Über die Autorin – Franka Bloom (kurz & konkret)
Franka Bloom ist das Pseudonym der Drehbuchautorin Heike Rübbert, die seit vielen Jahren Stoffe für Reihen wie „Tatort“, „SOKO Leipzig“ und „Ein Fall für Zwei“ entwickelt. Ihre TV-Arbeit prägt den Romanstil spürbar: pointierte Dialoge, szenische Verdichtung, Figuren, die über Konflikte statt Monologe lebendig werden. Unter dem Namen Franka Bloom konzentriert sie sich auf Geschichten über Frauen jenseits der 40, in denen Humor, Care-Arbeit und Selbstbestimmung keine Gegensätze sind. Inhaltlich interessiert sie besonders, wie sich Familie, Wohnen und Arbeit in einer alternden, urbanen Gesellschaft neu sortieren. Bloom/Rübbert lebt in Leipzig und berät neben dem Schreiben Projekte als Script Consultant – diese Praxisnähe zum Alltag macht ihre Romane zugleich warmherzig und wahrnehmungsscharf.

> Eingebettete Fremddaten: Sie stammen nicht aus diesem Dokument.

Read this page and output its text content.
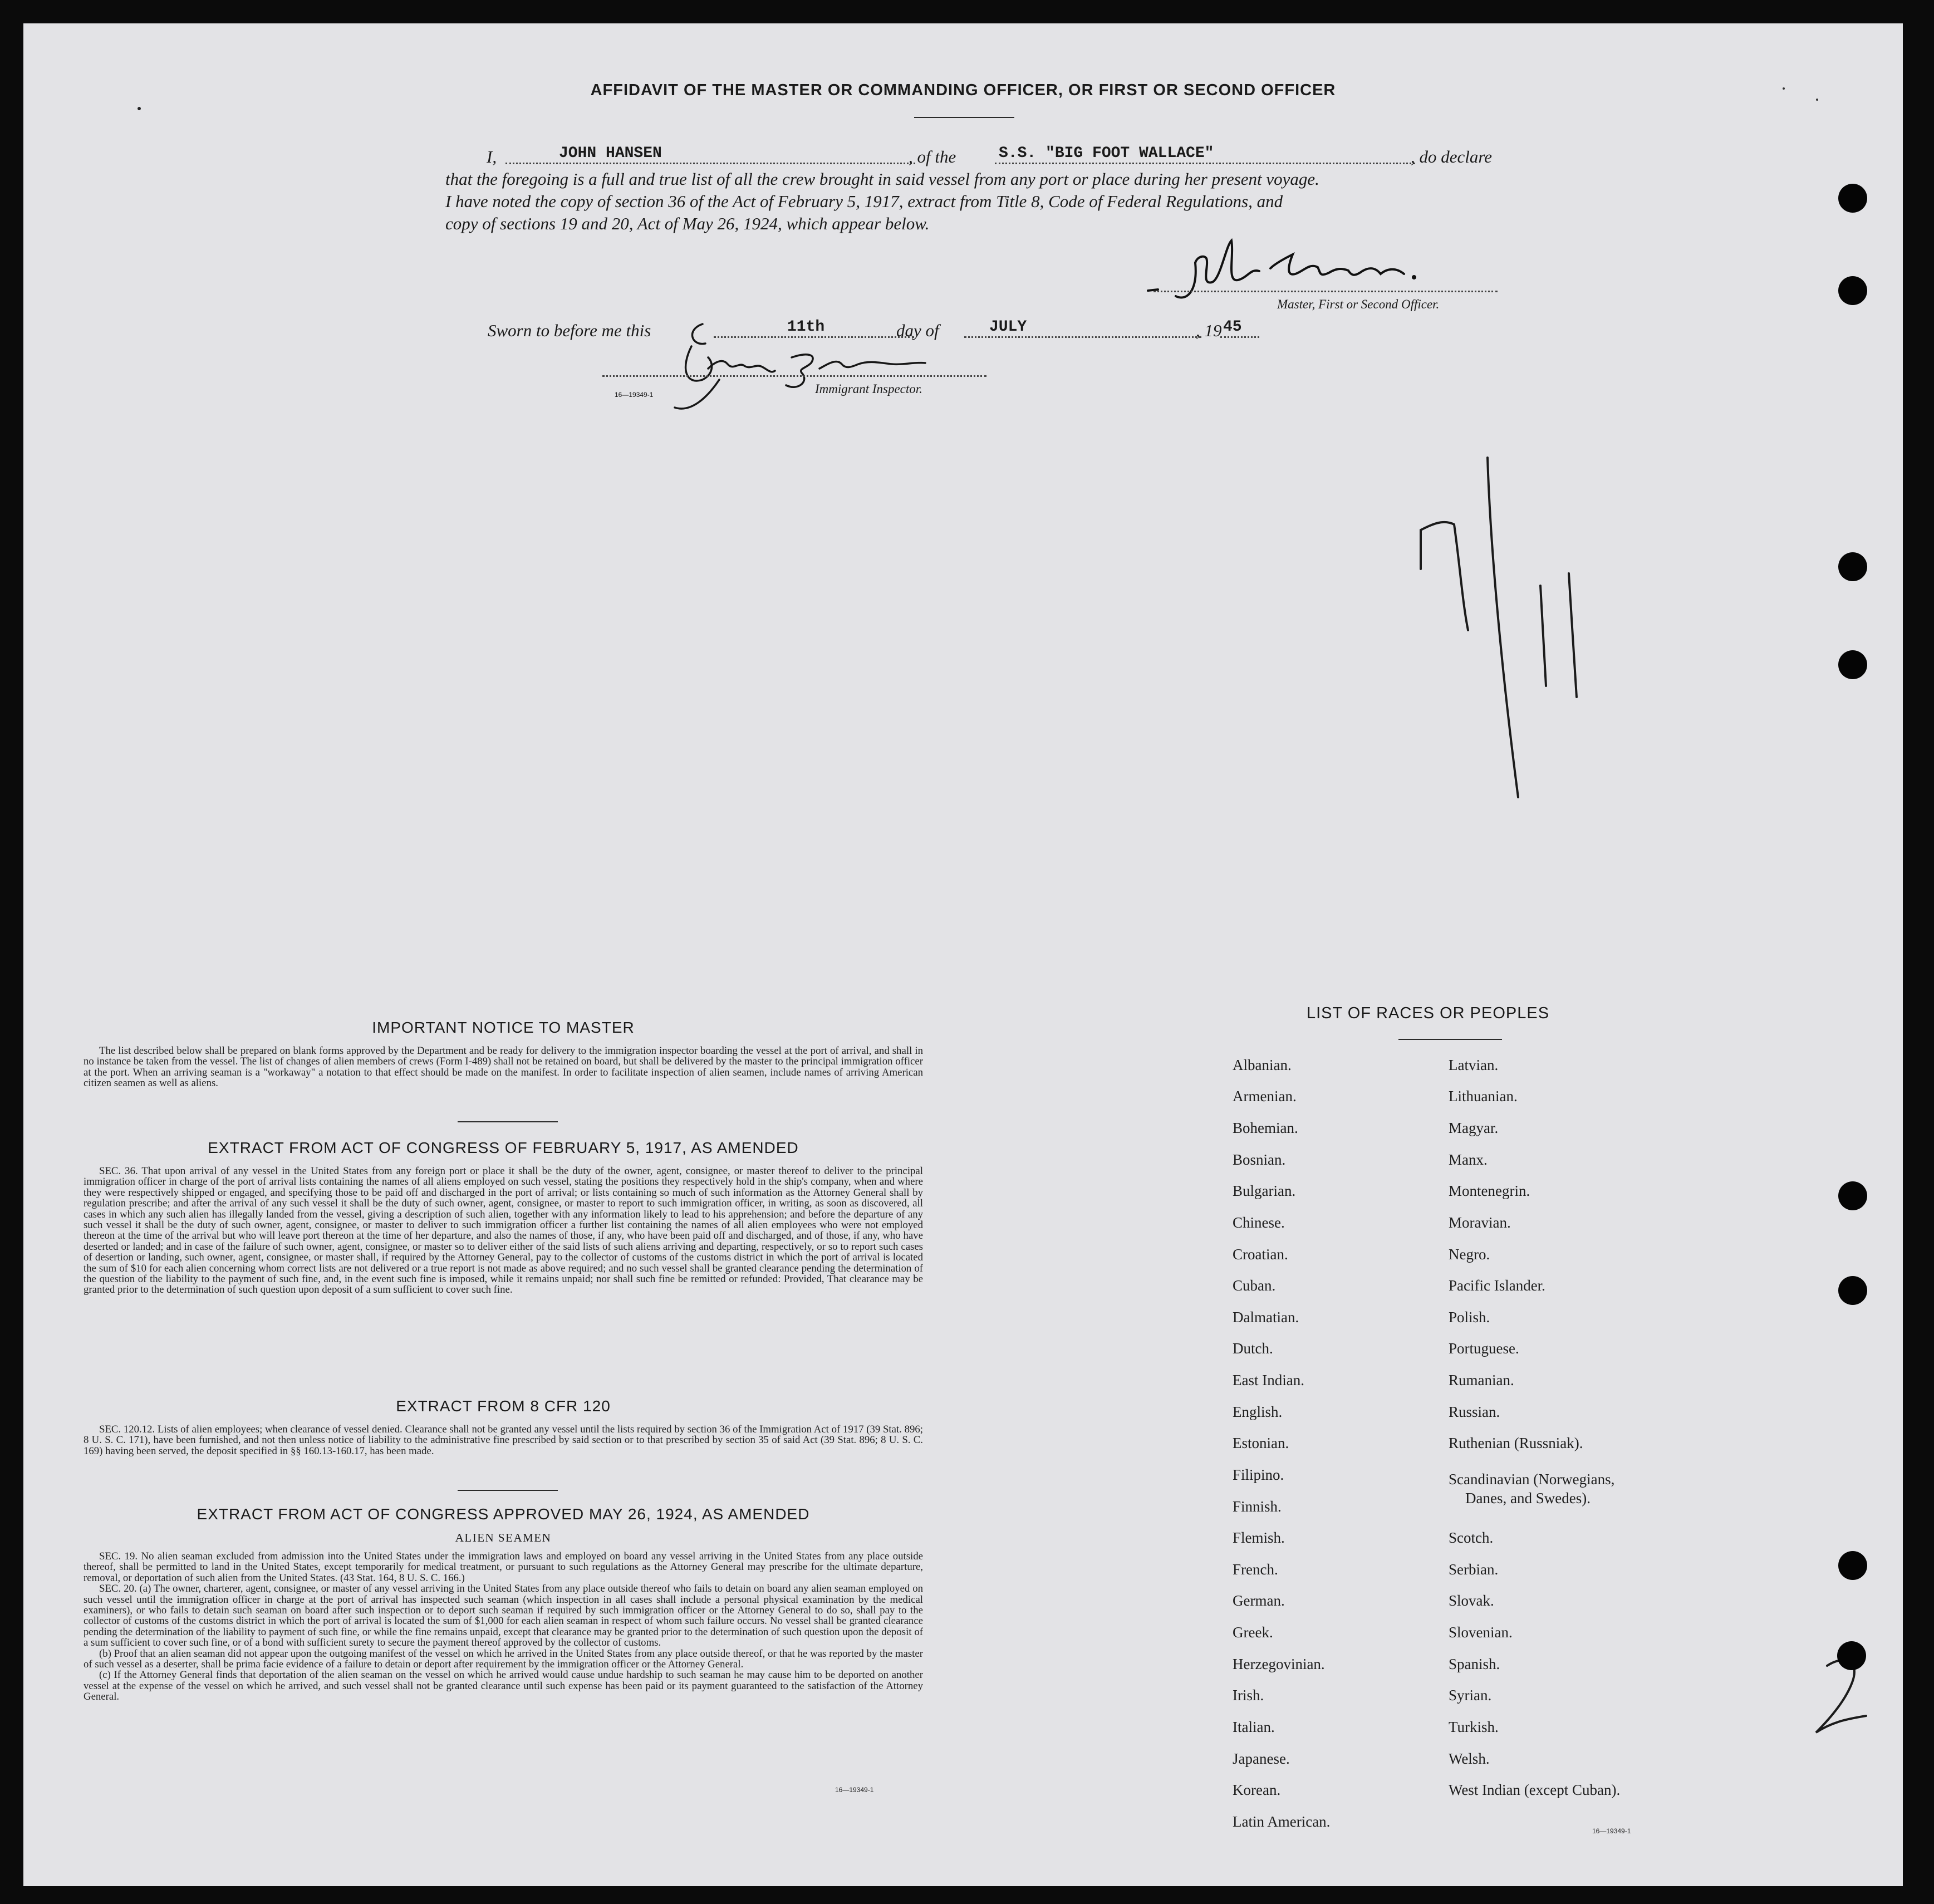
AFFIDAVIT OF THE MASTER OR COMMANDING OFFICER, OR FIRST OR SECOND OFFICER
I,	JOHN HANSEN	, of the	S.S. "BIG FOOT WALLACE"	, do declare
that the foregoing is a full and true list of all the crew brought in said vessel from any port or place during her present voyage.
I have noted the copy of section 36 of the Act of February 5, 1917, extract from Title 8, Code of Federal Regulations, and
copy of sections 19 and 20, Act of May 26, 1924, which appear below.
Master, First or Second Officer.
Sworn to before me this	11th	day of	JULY	, 19 45
Immigrant Inspector.
16—19349-1
IMPORTANT NOTICE TO MASTER

The list described below shall be prepared on blank forms approved by the Department and be ready for delivery to the immigration inspector boarding the vessel at the port of arrival, and shall in no instance be taken from the vessel. The list of changes of alien members of crews (Form I-489) shall not be retained on board, but shall be delivered by the master to the principal immigration officer at the port. When an arriving seaman is a "workaway" a notation to that effect should be made on the manifest. In order to facilitate inspection of alien seamen, include names of arriving American citizen seamen as well as aliens.

EXTRACT FROM ACT OF CONGRESS OF FEBRUARY 5, 1917, AS AMENDED

SEC. 36. That upon arrival of any vessel in the United States from any foreign port or place it shall be the duty of the owner, agent, consignee, or master thereof to deliver to the principal immigration officer in charge of the port of arrival lists containing the names of all aliens employed on such vessel, stating the positions they respectively hold in the ship's company, when and where they were respectively shipped or engaged, and specifying those to be paid off and discharged in the port of arrival; or lists containing so much of such information as the Attorney General shall by regulation prescribe; and after the arrival of any such vessel it shall be the duty of such owner, agent, consignee, or master to report to such immigration officer, in writing, as soon as discovered, all cases in which any such alien has illegally landed from the vessel, giving a description of such alien, together with any information likely to lead to his apprehension; and before the departure of any such vessel it shall be the duty of such owner, agent, consignee, or master to deliver to such immigration officer a further list containing the names of all alien employees who were not employed thereon at the time of the arrival but who will leave port thereon at the time of her departure, and also the names of those, if any, who have been paid off and discharged, and of those, if any, who have deserted or landed; and in case of the failure of such owner, agent, consignee, or master so to deliver either of the said lists of such aliens arriving and departing, respectively, or so to report such cases of desertion or landing, such owner, agent, consignee, or master shall, if required by the Attorney General, pay to the collector of customs of the customs district in which the port of arrival is located the sum of $10 for each alien concerning whom correct lists are not delivered or a true report is not made as above required; and no such vessel shall be granted clearance pending the determination of the question of the liability to the payment of such fine, and, in the event such fine is imposed, while it remains unpaid; nor shall such fine be remitted or refunded: Provided, That clearance may be granted prior to the determination of such question upon deposit of a sum sufficient to cover such fine.

EXTRACT FROM 8 CFR 120

SEC. 120.12. Lists of alien employees; when clearance of vessel denied. Clearance shall not be granted any vessel until the lists required by section 36 of the Immigration Act of 1917 (39 Stat. 896; 8 U. S. C. 171), have been furnished, and not then unless notice of liability to the administrative fine prescribed by said section or to that prescribed by section 35 of said Act (39 Stat. 896; 8 U. S. C. 169) having been served, the deposit specified in §§ 160.13-160.17, has been made.

EXTRACT FROM ACT OF CONGRESS APPROVED MAY 26, 1924, AS AMENDED
ALIEN SEAMEN

SEC. 19. No alien seaman excluded from admission into the United States under the immigration laws and employed on board any vessel arriving in the United States from any place outside thereof, shall be permitted to land in the United States, except temporarily for medical treatment, or pursuant to such regulations as the Attorney General may prescribe for the ultimate departure, removal, or deportation of such alien from the United States. (43 Stat. 164, 8 U. S. C. 166.)

SEC. 20. (a) The owner, charterer, agent, consignee, or master of any vessel arriving in the United States from any place outside thereof who fails to detain on board any alien seaman employed on such vessel until the immigration officer in charge at the port of arrival has inspected such seaman (which inspection in all cases shall include a personal physical examination by the medical examiners), or who fails to detain such seaman on board after such inspection or to deport such seaman if required by such immigration officer or the Attorney General to do so, shall pay to the collector of customs of the customs district in which the port of arrival is located the sum of $1,000 for each alien seaman in respect of whom such failure occurs. No vessel shall be granted clearance pending the determination of the liability to payment of such fine, or while the fine remains unpaid, except that clearance may be granted prior to the determination of such question upon the deposit of a sum sufficient to cover such fine, or of a bond with sufficient surety to secure the payment thereof approved by the collector of customs.

(b) Proof that an alien seaman did not appear upon the outgoing manifest of the vessel on which he arrived in the United States from any place outside thereof, or that he was reported by the master of such vessel as a deserter, shall be prima facie evidence of a failure to detain or deport after requirement by the immigration officer or the Attorney General.

(c) If the Attorney General finds that deportation of the alien seaman on the vessel on which he arrived would cause undue hardship to such seaman he may cause him to be deported on another vessel at the expense of the vessel on which he arrived, and such vessel shall not be granted clearance until such expense has been paid or its payment guaranteed to the satisfaction of the Attorney General.

16—19349-1
LIST OF RACES OR PEOPLES
Albanian.
Armenian.
Bohemian.
Bosnian.
Bulgarian.
Chinese.
Croatian.
Cuban.
Dalmatian.
Dutch.
East Indian.
English.
Estonian.
Filipino.
Finnish.
Flemish.
French.
German.
Greek.
Herzegovinian.
Irish.
Italian.
Japanese.
Korean.
Latin American.
Latvian.
Lithuanian.
Magyar.
Manx.
Montenegrin.
Moravian.
Negro.
Pacific Islander.
Polish.
Portuguese.
Rumanian.
Russian.
Ruthenian (Russniak).
Scandinavian (Norwegians,
Danes, and Swedes).
Scotch.
Serbian.
Slovak.
Slovenian.
Spanish.
Syrian.
Turkish.
Welsh.
West Indian (except Cuban).
16—19349-1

Warmherzig, witzig, wirksam
Was geht, Annegret? ist Feelgood mit Rückgrat: ein Roman, der zeigt, wie Neuanfang jenseits der 60 aussieht, ohne die Lebenswirklichkeit weichzuzeichnen. Er erzählt nicht nur vom „Ankommen in Berlin“, sondern von Teilen, Tragen, Aushandeln – kurz: vom demokratischen Alltag im Kleinen. Dass Bloom dabei ohne Zynismus auskommt und trotzdem klar bleibt, macht die Lektüre stark. Für alle, die glauben, dass die Küchentisch-Politik wichtiger ist als jede Talkshow: klare Empfehlung.